I would not want source / destination to have different behaviour though. That can get confusing for end users and ops. Either they both allow latest or neither should IMHO.

But, the code can look up the actual version of latest and use that in its eventutilities code when reading the schema.

+1.
I can see benefits in resolving the version for logging / bookkeeping. Are there other use cases I might be missing?

JArguello-WMF set the point value for this task to 3.Jan 25 2023, 3:25 PM

I would not want source / destination to have different behaviour though. That can get confusing for end users and ops. Either they both allow latest or neither should IMHO.

Sinks must specify the version. Producer code (which is usually why the someone is writing one of these pipelines) implicitly knows the schema that they will produce, as they are setting the fields in the dict. The enrichment pipeline is THE producer of this data.

Sources however are multi use, and many consumers can use them. Consumers almost always want the latest schema, and as long as schemas are backwards compatible, their code won't care about the version.

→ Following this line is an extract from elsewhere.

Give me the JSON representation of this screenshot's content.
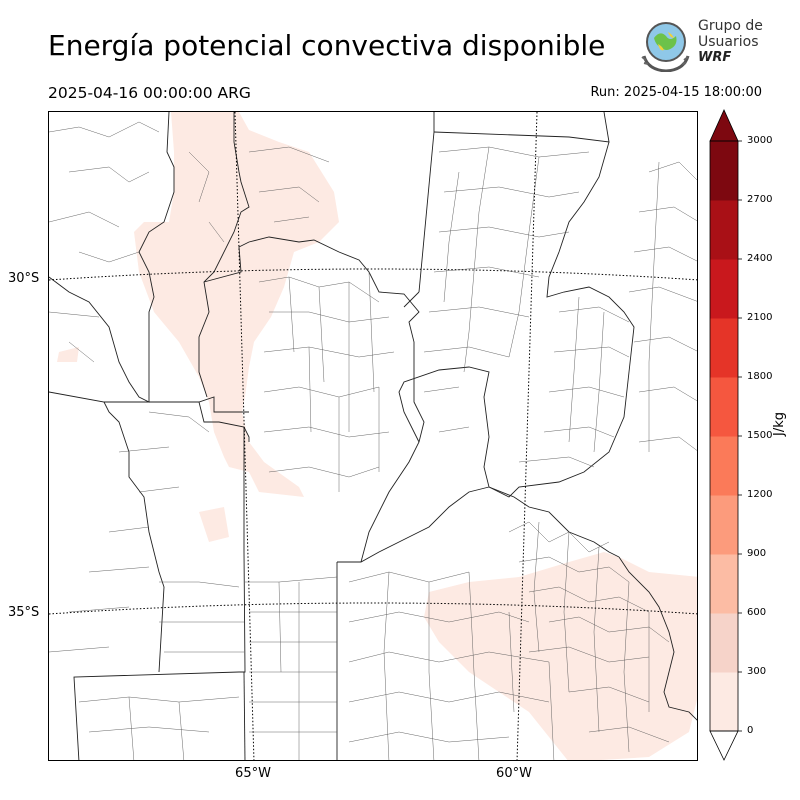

Fields added in a newer schema will not be used or referenced by older consumer code.

Perhaps: the stream_manager interface should require the version, so that production pipelines are very specific, but the flink.py EventDataStreamFactory stuff wouldn't mind either way? I mostly want the tooling to be a more flexible. Making the production pipeline be strict sounds good.

Sinks must specify the version. Producer code (which is usually why the someone is writing one of these pipelines) implicitly knows the schema that they will produce, as they are setting the fields in the dict. The enrichment pipeline is THE producer of this data.

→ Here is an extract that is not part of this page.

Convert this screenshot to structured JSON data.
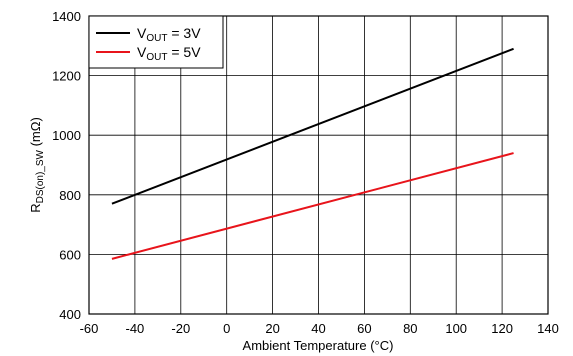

Sources however are multi use, and many consumers can use them. Consumers almost always want the latest schema, and as long as schemas are backwards compatible, their code won't care about the version. Fields added in a newer schema will not be used or referenced by older consumer code.

Makes sense. I updated the design doc with this comment. My concern was mostly around the stream_manager API, which you addressed below.

Perhaps: the stream_manager interface should require the version, so that production pipelines are very specific, but the flink.py EventDataStreamFactory stuff wouldn't mind either way? I mostly want the tooling to be a more flexible. Making the production pipeline be strict sounds good.

+1. I'm following this principle in the implementation.

lbowmaker updated the task description. (Show Details)